Restoration and Reordering ‘Opening new paths to faith’
Our Arch Deacon, the Ven. Phil Andrew has inspired St Lawrence Church members to be visionary in how our church building can accommodate and work with everyone’s requirements into the 22nd century.
Over the past five or six years, the fabric of St Lawrence has been ‘creaking at the seams’, with our electrical system being condemned at one stage, lighting being unreliable, the heating system being inadequate for the size of building, the floor tiles continually becoming loose, we have no internal toilets, we make do with a very small kitchen, the audio visual system is antiquated and we have insufficient rooms to accommodate our Sunday school children. The list could go on and on!
A presentation was shown on four separate occasions in October 2018 of the PCC’s thoughts on how St Lawrence could accommodate us all in the future. This presentation can be viewed in a separate browser window via this link (password RRPG).

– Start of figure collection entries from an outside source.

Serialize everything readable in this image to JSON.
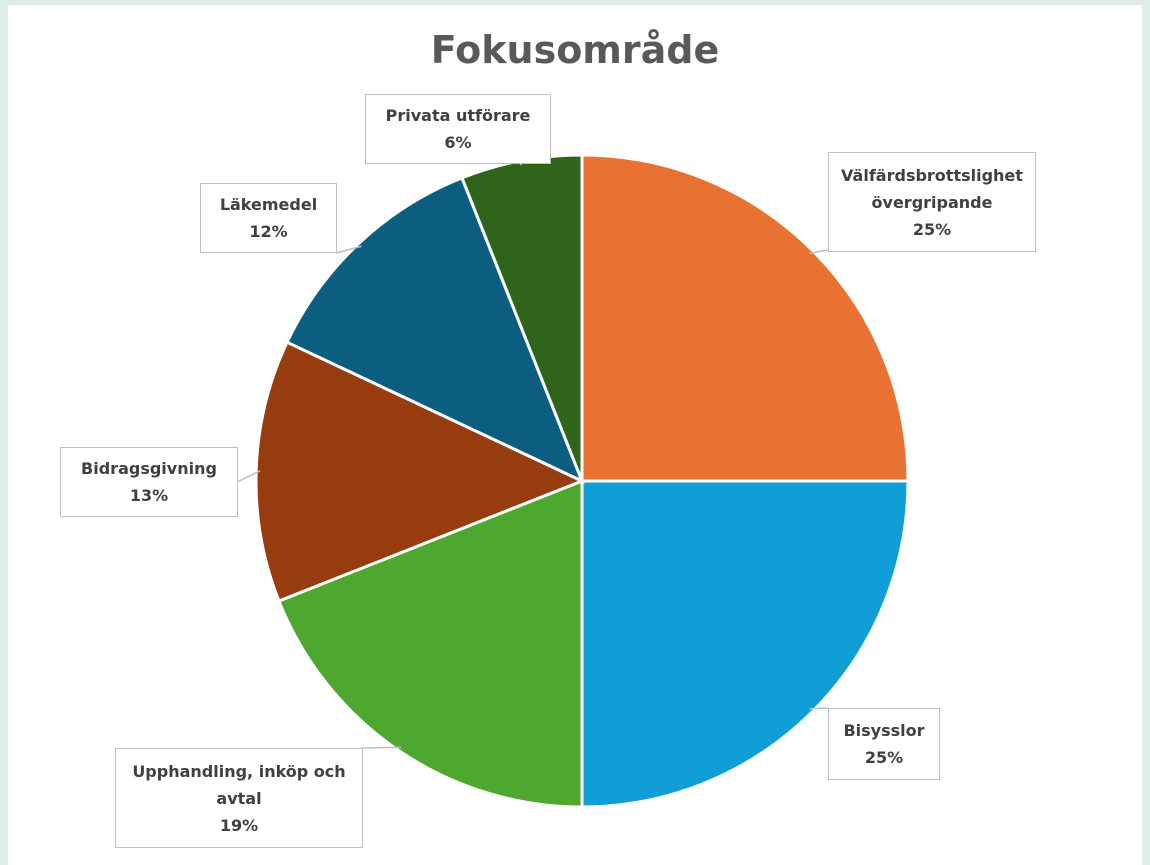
{
  "chart_data": {
    "type": "pie",
    "title": "Fokusområde",
    "categories": [
      "Välfärdsbrottslighet övergripande",
      "Bisysslor",
      "Upphandling, inköp och avtal",
      "Bidragsgivning",
      "Läkemedel",
      "Privata utförare"
    ],
    "values": [
      25,
      25,
      19,
      13,
      12,
      6
    ],
    "value_labels": [
      "25%",
      "25%",
      "19%",
      "13%",
      "12%",
      "6%"
    ],
    "colors": [
      "#e97132",
      "#0f9ed5",
      "#4ea72e",
      "#963c0f",
      "#0b5e80",
      "#2e651b"
    ]
  }
}
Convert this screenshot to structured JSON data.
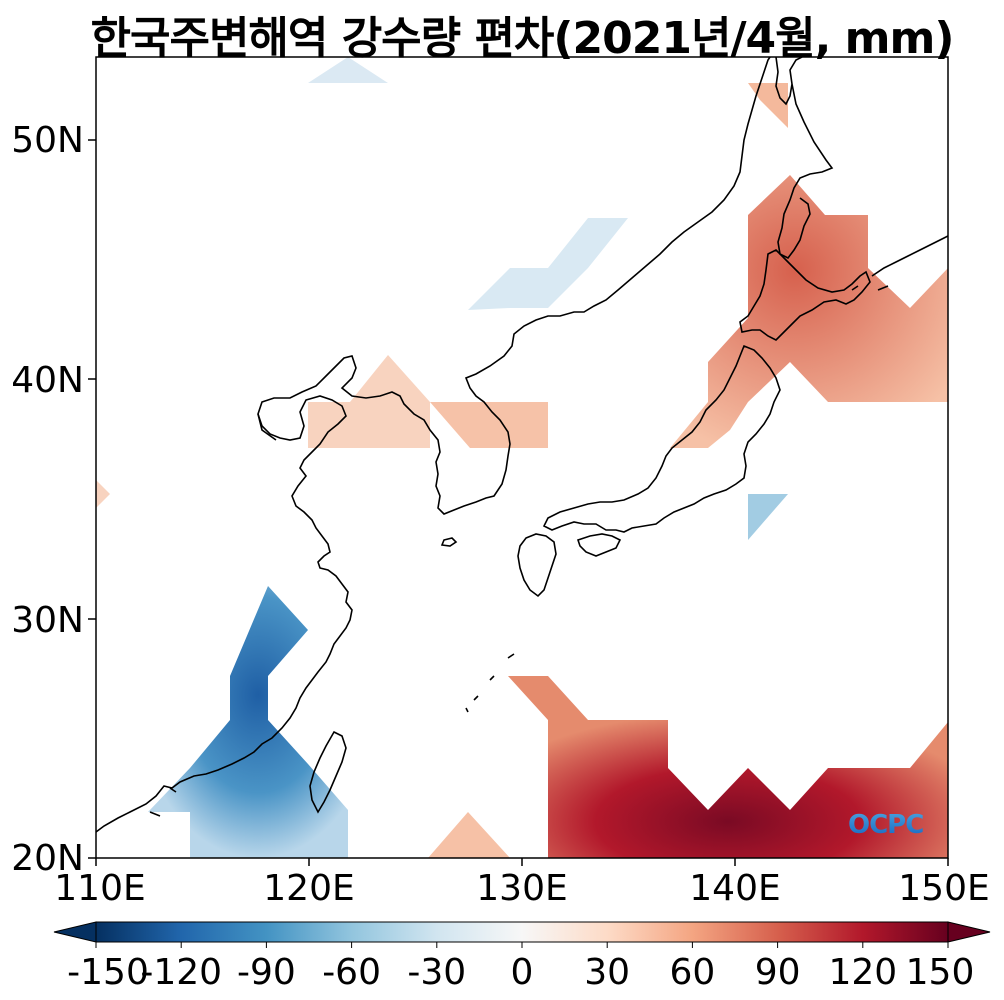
{
  "title": "한국주변해역 강수량 편차(2021년/4월, mm)",
  "map": {
    "lon_range": [
      110,
      150
    ],
    "lat_range": [
      20,
      53.5
    ],
    "x_ticks": [
      "110E",
      "120E",
      "130E",
      "140E",
      "150E"
    ],
    "y_ticks": [
      "20N",
      "30N",
      "40N",
      "50N"
    ],
    "grid": false
  },
  "colorbar": {
    "labels": [
      "-150",
      "-120",
      "-90",
      "-60",
      "-30",
      "0",
      "30",
      "60",
      "90",
      "120",
      "150"
    ],
    "range": [
      -150,
      150
    ],
    "colormap": "RdBu_r",
    "extend": "both",
    "low_color": "#053061",
    "mid_color": "#f7f7f7",
    "high_color": "#67001f"
  },
  "anomaly_regions": [
    {
      "name": "north-sakhalin",
      "value": 40
    },
    {
      "name": "hokkaido-tohoku",
      "value": 65
    },
    {
      "name": "east-sea-korea",
      "value": 35
    },
    {
      "name": "yellow-sea-north",
      "value": 25
    },
    {
      "name": "northwest-pacific-south",
      "value": 110
    },
    {
      "name": "south-china",
      "value": -100
    },
    {
      "name": "manchuria",
      "value": -15
    },
    {
      "name": "off-boso",
      "value": -45
    }
  ],
  "logo": {
    "text": "OCPC"
  }
}
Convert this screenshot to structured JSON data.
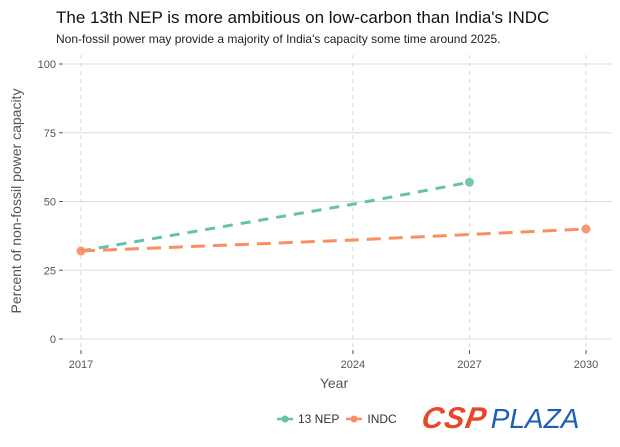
{
  "chart_data": {
    "type": "line",
    "title": "The 13th NEP is more ambitious on low-carbon than India's INDC",
    "subtitle": "Non-fossil power may provide a majority of India's capacity some time around 2025.",
    "xlabel": "Year",
    "ylabel": "Percent of non-fossil power capacity",
    "xlim": [
      2017,
      2030
    ],
    "ylim": [
      0,
      100
    ],
    "x_ticks": [
      2017,
      2024,
      2027,
      2030
    ],
    "y_ticks": [
      0,
      25,
      50,
      75,
      100
    ],
    "grid": true,
    "legend_position": "bottom",
    "series": [
      {
        "name": "13 NEP",
        "color": "#66c2a5",
        "line_style": "dashed",
        "x": [
          2017,
          2024,
          2027
        ],
        "y": [
          32,
          49,
          57
        ],
        "endpoint_markers": [
          2027
        ]
      },
      {
        "name": "INDC",
        "color": "#fc8d62",
        "line_style": "dashed",
        "x": [
          2017,
          2024,
          2027,
          2030
        ],
        "y": [
          32,
          36,
          38,
          40
        ],
        "endpoint_markers": [
          2017,
          2030
        ]
      }
    ]
  },
  "legend": {
    "items": [
      {
        "label": "13 NEP",
        "color": "#66c2a5"
      },
      {
        "label": "INDC",
        "color": "#fc8d62"
      }
    ]
  },
  "logo": {
    "part1": "CSP",
    "part2": "PLAZA",
    "color1": "#e8472a",
    "color2": "#1a5fb4"
  }
}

Thank you to all those members of the church community for their considered and detailed feedback to the initial consultation. We received 119 completed questionnaires which have been analysed in some detail. We are now able to present the findings from the survey in the attached Summary Report . This information will be very helpful as we consider detailed options and prepare submissions to the Diocese Advisory Committee.
Read below the transcript from Archdeacon Phil Andrew’s presentation on the 3rd October 2018:
“I really would like to say well done to you and to your PCC for starting to think about the future of this beautiful building. Too many people don’t do that. They don’t think till it’s too late about the future of this God-given resource.

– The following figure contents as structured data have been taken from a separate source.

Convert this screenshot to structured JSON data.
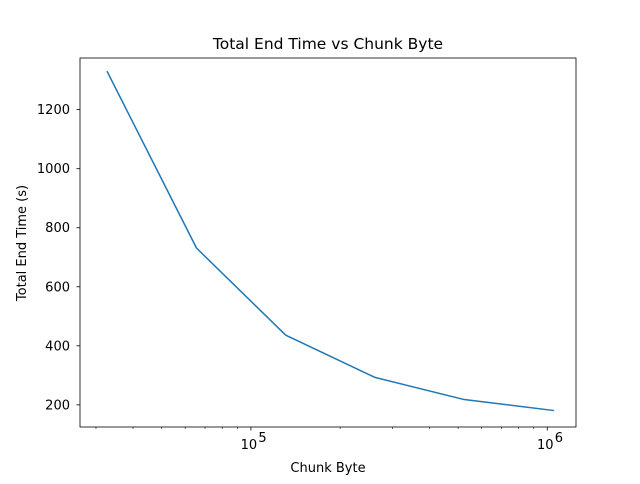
{
  "chart_data": {
    "type": "line",
    "title": "Total End Time vs Chunk Byte",
    "xlabel": "Chunk Byte",
    "ylabel": "Total End Time (s)",
    "xscale": "log",
    "xlim": [
      26500,
      1250000
    ],
    "ylim": [
      125,
      1375
    ],
    "grid": false,
    "legend": "none",
    "x": [
      32768,
      65536,
      131072,
      262144,
      524288,
      1048576
    ],
    "series": [
      {
        "values": [
          1328,
          731,
          436,
          293,
          218,
          181
        ],
        "color": "#1f77b4"
      }
    ],
    "xticks": [
      {
        "value": 100000,
        "base": "10",
        "exp": "5"
      },
      {
        "value": 1000000,
        "base": "10",
        "exp": "6"
      }
    ],
    "xminor_ticks": [
      30000,
      40000,
      50000,
      60000,
      70000,
      80000,
      90000,
      200000,
      300000,
      400000,
      500000,
      600000,
      700000,
      800000,
      900000
    ],
    "yticks": [
      {
        "value": 200,
        "label": "200"
      },
      {
        "value": 400,
        "label": "400"
      },
      {
        "value": 600,
        "label": "600"
      },
      {
        "value": 800,
        "label": "800"
      },
      {
        "value": 1000,
        "label": "1000"
      },
      {
        "value": 1200,
        "label": "1200"
      }
    ]
  }
}
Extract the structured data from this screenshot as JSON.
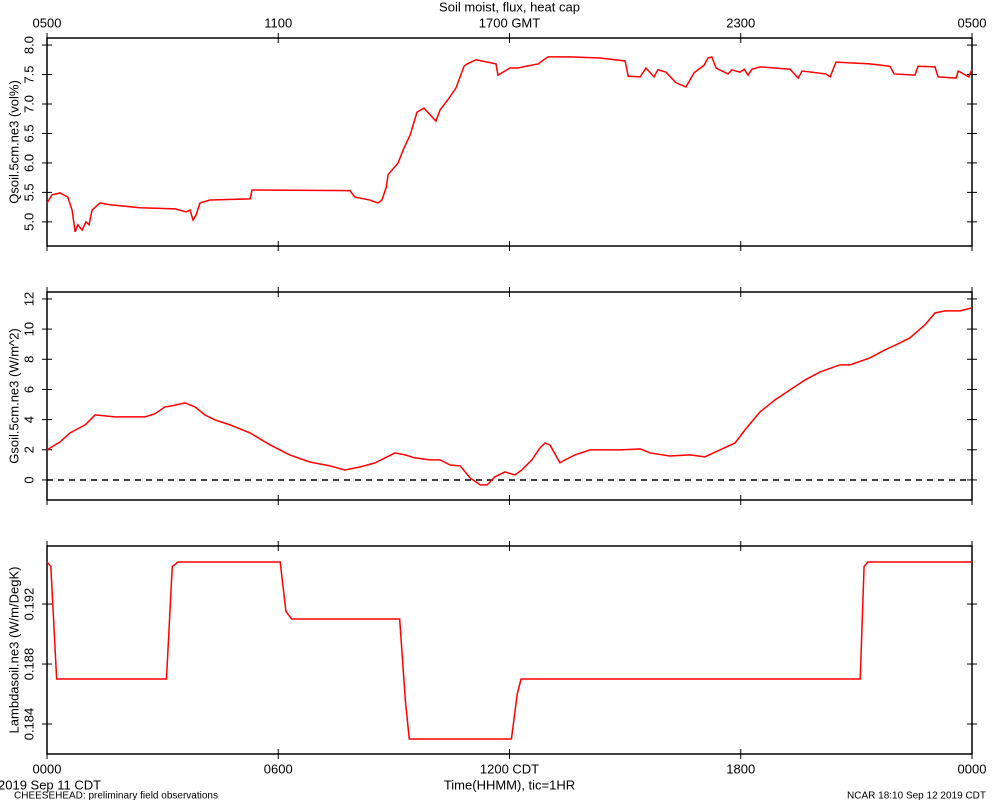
{
  "chart_data": [
    {
      "type": "line",
      "title": "Soil moist, flux, heat cap",
      "ylabel": "Qsoil.5cm.ne3 (vol%)",
      "xlim": [
        0,
        24
      ],
      "ylim": [
        4.59,
        8.12
      ],
      "x2ticks": [
        {
          "value": 0,
          "label": "0500"
        },
        {
          "value": 6,
          "label": "1100"
        },
        {
          "value": 12,
          "label": "1700 GMT"
        },
        {
          "value": 18,
          "label": "2300"
        },
        {
          "value": 24,
          "label": "0500"
        }
      ],
      "yticks": [
        {
          "value": 5,
          "label": "5.0"
        },
        5.5,
        {
          "value": 6,
          "label": "6.0"
        },
        6.5,
        {
          "value": 7,
          "label": "7.0"
        },
        7.5,
        {
          "value": 8,
          "label": "8.0"
        }
      ],
      "x": [
        0,
        0.13,
        0.34,
        0.54,
        0.65,
        0.73,
        0.8,
        0.91,
        1.01,
        1.09,
        1.17,
        1.38,
        1.63,
        2.41,
        3.32,
        3.61,
        3.71,
        3.79,
        3.87,
        3.97,
        4.23,
        5.27,
        5.32,
        7.86,
        7.99,
        8.38,
        8.59,
        8.69,
        8.8,
        8.85,
        9.11,
        9.26,
        9.42,
        9.6,
        9.78,
        10.09,
        10.2,
        10.4,
        10.61,
        10.82,
        10.9,
        11.13,
        11.65,
        11.7,
        12.01,
        12.22,
        12.43,
        12.74,
        13.0,
        13.57,
        14.35,
        15.0,
        15.08,
        15.39,
        15.54,
        15.75,
        15.85,
        16.06,
        16.32,
        16.58,
        16.79,
        17.05,
        17.15,
        17.25,
        17.36,
        17.67,
        17.77,
        17.98,
        18.09,
        18.19,
        18.29,
        18.5,
        19.28,
        19.49,
        19.59,
        20.21,
        20.32,
        20.47,
        21.35,
        21.87,
        21.98,
        22.52,
        22.6,
        23.04,
        23.12,
        23.59,
        23.64,
        23.92,
        24
      ],
      "series": [
        {
          "color": "#ff0000",
          "values": [
            5.32,
            5.46,
            5.49,
            5.42,
            5.2,
            4.83,
            4.95,
            4.86,
            5.0,
            4.95,
            5.2,
            5.32,
            5.29,
            5.24,
            5.22,
            5.17,
            5.2,
            5.03,
            5.12,
            5.32,
            5.37,
            5.39,
            5.54,
            5.53,
            5.42,
            5.37,
            5.32,
            5.37,
            5.58,
            5.8,
            6.0,
            6.25,
            6.47,
            6.86,
            6.93,
            6.71,
            6.9,
            7.07,
            7.27,
            7.64,
            7.68,
            7.75,
            7.68,
            7.49,
            7.61,
            7.61,
            7.64,
            7.68,
            7.8,
            7.8,
            7.78,
            7.73,
            7.47,
            7.46,
            7.61,
            7.46,
            7.58,
            7.54,
            7.36,
            7.29,
            7.53,
            7.66,
            7.78,
            7.8,
            7.61,
            7.51,
            7.58,
            7.54,
            7.59,
            7.49,
            7.59,
            7.63,
            7.59,
            7.44,
            7.56,
            7.51,
            7.46,
            7.71,
            7.68,
            7.64,
            7.51,
            7.49,
            7.64,
            7.63,
            7.46,
            7.44,
            7.56,
            7.46,
            7.59
          ]
        }
      ]
    },
    {
      "type": "line",
      "ylabel": "Gsoil.5cm.ne3 (W/m^2)",
      "xlim": [
        0,
        24
      ],
      "ylim": [
        -1.33,
        12.46
      ],
      "yticks": [
        0,
        2,
        4,
        6,
        8,
        10,
        12
      ],
      "hline": 0,
      "x": [
        0,
        0.34,
        0.6,
        0.99,
        1.25,
        1.76,
        2.54,
        2.8,
        3.06,
        3.24,
        3.58,
        3.84,
        4.1,
        4.36,
        4.75,
        5.27,
        5.79,
        6.3,
        6.82,
        7.34,
        7.73,
        8.12,
        8.51,
        8.77,
        9.03,
        9.29,
        9.55,
        9.94,
        10.2,
        10.46,
        10.72,
        10.98,
        11.24,
        11.42,
        11.62,
        11.88,
        12.14,
        12.32,
        12.58,
        12.79,
        12.92,
        13.05,
        13.31,
        13.44,
        13.7,
        14.09,
        14.87,
        15.39,
        15.65,
        16.16,
        16.68,
        17.07,
        17.46,
        17.85,
        18.11,
        18.5,
        18.89,
        19.28,
        19.67,
        20.06,
        20.58,
        20.84,
        21.35,
        21.74,
        22.13,
        22.39,
        22.78,
        23.04,
        23.3,
        23.69,
        24
      ],
      "series": [
        {
          "color": "#ff0000",
          "values": [
            1.99,
            2.52,
            3.12,
            3.65,
            4.31,
            4.18,
            4.18,
            4.38,
            4.84,
            4.91,
            5.11,
            4.84,
            4.31,
            3.98,
            3.65,
            3.12,
            2.32,
            1.66,
            1.19,
            0.93,
            0.66,
            0.86,
            1.13,
            1.46,
            1.79,
            1.66,
            1.46,
            1.33,
            1.33,
            0.99,
            0.93,
            0.13,
            -0.33,
            -0.33,
            0.2,
            0.53,
            0.33,
            0.66,
            1.33,
            2.12,
            2.45,
            2.32,
            1.13,
            1.33,
            1.66,
            1.99,
            1.99,
            2.06,
            1.79,
            1.59,
            1.66,
            1.53,
            1.99,
            2.45,
            3.32,
            4.51,
            5.31,
            5.97,
            6.63,
            7.16,
            7.63,
            7.63,
            8.09,
            8.62,
            9.08,
            9.42,
            10.28,
            11.07,
            11.21,
            11.21,
            11.41
          ]
        }
      ]
    },
    {
      "type": "line",
      "ylabel": "Lambdasoil.ne3 (W/m/DegK)",
      "xlabel": "Time(HHMM), tic=1HR",
      "xlim": [
        0,
        24
      ],
      "ylim": [
        0.182,
        0.19587
      ],
      "yticks": [
        0.184,
        0.188,
        0.192
      ],
      "xticks": [
        {
          "value": 0,
          "label": "0000"
        },
        {
          "value": 6,
          "label": "0600"
        },
        {
          "value": 12,
          "label": "1200 CDT"
        },
        {
          "value": 18,
          "label": "1800"
        },
        {
          "value": 24,
          "label": "0000"
        }
      ],
      "x": [
        0,
        0.1,
        0.25,
        3.1,
        3.25,
        3.4,
        6.05,
        6.2,
        6.35,
        9.15,
        9.3,
        9.4,
        12.05,
        12.2,
        12.3,
        21.1,
        21.2,
        21.3,
        24
      ],
      "series": [
        {
          "color": "#ff0000",
          "values": [
            0.1948,
            0.1945,
            0.187,
            0.187,
            0.1945,
            0.1948,
            0.1948,
            0.1915,
            0.191,
            0.191,
            0.1855,
            0.183,
            0.183,
            0.186,
            0.187,
            0.187,
            0.1945,
            0.1948,
            0.1948
          ]
        }
      ]
    }
  ],
  "footer": {
    "date": "2019 Sep 11 CDT",
    "project": "CHEESEHEAD: preliminary field observations",
    "stamp": "NCAR 18:10 Sep 12 2019 CDT"
  }
}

And two misconceptions that I commonly come across. And it may be just the church community and it’s not a misconception for you. It may be people from outside the community. The first is that so often we think that the church building is the church, and it’s not. That might sound a bit strange. This is St Lawrence church, but that’s shorthand for something else. Everywhere in the Scriptures where we talk about the church, we talk about a community of people. And the church of St Lawrence means the people who worship God, who join his mission and ministry here. And that means that our church buildings like parts of church life. But really they are instruments of the mission and ministry of the church. Or to put it another way, they’re vehicles of the church’s mission in Lechlade. And if you have an instrument or a vehicle, it’s great every so often to pause and say, “Is it fit for purpose? Or do we need to do something about it?” And that’s exactly what tonight and this process is about, and I commend it to you. When Andrew was installed here as a team vicar he made a Declaration of Assent, and some of you may remember that in the Declaration of Assent the church is told they need to proclaim afresh in each generation the Christian faith. And we need to ask, are our instruments, our vehicles there to help us or to hinder us proclaim afresh in this generation the good news, the wonderful news of God’s love?

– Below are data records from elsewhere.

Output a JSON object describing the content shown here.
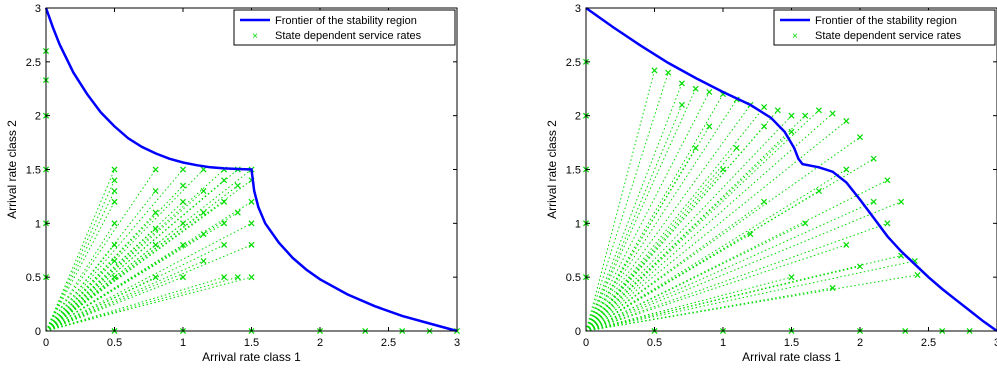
{
  "chart_data": [
    {
      "type": "scatter",
      "title": "",
      "xlabel": "Arrival rate class 1",
      "ylabel": "Arrival rate class 2",
      "xlim": [
        0,
        3
      ],
      "ylim": [
        0,
        3
      ],
      "xticks": [
        "0",
        "0.5",
        "1",
        "1.5",
        "2",
        "2.5",
        "3"
      ],
      "yticks": [
        "0",
        "0.5",
        "1",
        "1.5",
        "2",
        "2.5",
        "3"
      ],
      "grid": false,
      "legend_position": "top-right",
      "series": [
        {
          "name": "Frontier of the stability region",
          "kind": "line",
          "color": "#0000ff",
          "x": [
            0,
            0.05,
            0.1,
            0.2,
            0.3,
            0.4,
            0.5,
            0.6,
            0.7,
            0.8,
            0.9,
            1.0,
            1.1,
            1.2,
            1.3,
            1.4,
            1.5,
            1.52,
            1.55,
            1.6,
            1.7,
            1.8,
            1.9,
            2.0,
            2.2,
            2.4,
            2.6,
            2.8,
            3.0
          ],
          "y": [
            3.0,
            2.82,
            2.66,
            2.4,
            2.2,
            2.03,
            1.9,
            1.79,
            1.71,
            1.65,
            1.6,
            1.565,
            1.54,
            1.52,
            1.51,
            1.505,
            1.5,
            1.3,
            1.15,
            1.0,
            0.82,
            0.68,
            0.57,
            0.48,
            0.34,
            0.23,
            0.14,
            0.07,
            0.0
          ]
        },
        {
          "name": "State dependent service rates",
          "kind": "points",
          "color": "#00dd00",
          "x": [
            0.5,
            0.5,
            0.5,
            0.5,
            0.5,
            0.5,
            0.5,
            0.5,
            0.8,
            0.8,
            0.8,
            0.8,
            0.8,
            0.8,
            1.0,
            1.0,
            1.0,
            1.0,
            1.0,
            1.0,
            1.15,
            1.15,
            1.15,
            1.15,
            1.15,
            1.3,
            1.3,
            1.3,
            1.3,
            1.3,
            1.3,
            1.4,
            1.4,
            1.4,
            1.4,
            1.5,
            1.5,
            1.5,
            1.5,
            1.5,
            1.5,
            0,
            0,
            0,
            0,
            0,
            0,
            0.5,
            1.0,
            1.5,
            2.0,
            2.33,
            2.6,
            2.8,
            3.0
          ],
          "y": [
            1.5,
            1.4,
            1.3,
            1.2,
            1.0,
            0.8,
            0.65,
            0.5,
            1.5,
            1.3,
            1.1,
            0.95,
            0.8,
            0.5,
            1.5,
            1.35,
            1.2,
            1.0,
            0.8,
            0.5,
            1.5,
            1.3,
            1.1,
            0.9,
            0.65,
            1.5,
            1.4,
            1.2,
            1.0,
            0.8,
            0.5,
            1.5,
            1.35,
            1.1,
            0.5,
            1.5,
            1.4,
            1.2,
            1.0,
            0.8,
            0.5,
            0.5,
            1.0,
            1.5,
            2.0,
            2.33,
            2.6,
            0,
            0,
            0,
            0,
            0,
            0,
            0,
            0
          ]
        }
      ]
    },
    {
      "type": "scatter",
      "title": "",
      "xlabel": "Arrival rate class 1",
      "ylabel": "Arrival rate class 2",
      "xlim": [
        0,
        3
      ],
      "ylim": [
        0,
        3
      ],
      "xticks": [
        "0",
        "0.5",
        "1",
        "1.5",
        "2",
        "2.5",
        "3"
      ],
      "yticks": [
        "0",
        "0.5",
        "1",
        "1.5",
        "2",
        "2.5",
        "3"
      ],
      "grid": false,
      "legend_position": "top-right",
      "series": [
        {
          "name": "Frontier of the stability region",
          "kind": "line",
          "color": "#0000ff",
          "x": [
            0,
            0.2,
            0.4,
            0.6,
            0.8,
            1.0,
            1.2,
            1.35,
            1.45,
            1.52,
            1.55,
            1.58,
            1.7,
            1.8,
            1.9,
            2.0,
            2.1,
            2.2,
            2.3,
            2.4,
            2.5,
            2.6,
            2.7,
            2.8,
            2.9,
            3.0
          ],
          "y": [
            3.0,
            2.82,
            2.65,
            2.49,
            2.35,
            2.22,
            2.1,
            1.98,
            1.85,
            1.7,
            1.6,
            1.55,
            1.52,
            1.48,
            1.38,
            1.22,
            1.05,
            0.88,
            0.74,
            0.62,
            0.5,
            0.39,
            0.29,
            0.19,
            0.09,
            0.0
          ]
        },
        {
          "name": "State dependent service rates",
          "kind": "points",
          "color": "#00dd00",
          "x": [
            0.5,
            0.6,
            0.7,
            0.8,
            0.9,
            1.0,
            1.1,
            1.2,
            1.3,
            1.4,
            1.5,
            1.6,
            1.7,
            1.8,
            1.9,
            2.0,
            2.1,
            2.2,
            2.3,
            2.4,
            2.42,
            0.7,
            0.9,
            1.1,
            1.3,
            1.5,
            1.7,
            1.9,
            2.1,
            2.2,
            1.0,
            1.3,
            1.6,
            1.9,
            2.0,
            2.3,
            0.8,
            1.2,
            1.5,
            1.8,
            0,
            0,
            0,
            0,
            0,
            0.5,
            1.0,
            1.5,
            2.0,
            2.33,
            2.6,
            2.8
          ],
          "y": [
            2.42,
            2.4,
            2.3,
            2.25,
            2.22,
            2.2,
            2.15,
            2.1,
            2.08,
            2.05,
            2.0,
            2.0,
            2.05,
            2.02,
            1.95,
            1.8,
            1.6,
            1.4,
            1.2,
            0.65,
            0.52,
            2.1,
            1.9,
            1.7,
            1.9,
            1.85,
            1.3,
            1.5,
            1.2,
            1.0,
            1.5,
            1.2,
            1.0,
            0.8,
            0.6,
            0.7,
            1.7,
            0.9,
            0.5,
            0.4,
            0.5,
            1.0,
            1.5,
            2.0,
            2.5,
            0,
            0,
            0,
            0,
            0,
            0,
            0
          ]
        }
      ]
    }
  ]
}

The second misconception that I often come across is that the church building is a static thing. And it’s not. Of course it has stood here since 1470 something and it’s always been on this place, but this building has changed beyond recognition over the centuries. Bits have been added to it; there have been galleries. People will have come in here over the centuries and today they wouldn’t recognise this at all. And sometimes we get into the trap of thinking to be true to a building’s heritage we have to encapsulate it as it is now. And I want to say that that’s not at all true. As a life of this church, probably hasn’t had pews for much of its life. So in some ways what we’re aiming to do is to restore it to its original heritage as the community space in this town. I commend you to think in those sort of terms.
Cathedrals are often ahead of parish churches. They have restored themselves as the community space in a city. And I, off the top of my head, can’t think of one cathedral that still has pews. Not that it’s all about pews. There may be one or two, you can tell me at the end. But most of them have moved them out in order to recover that community space. And that’s what I really want to say. And I’d really encourage you to keep those thoughts in mind as we give the presentation tonight.”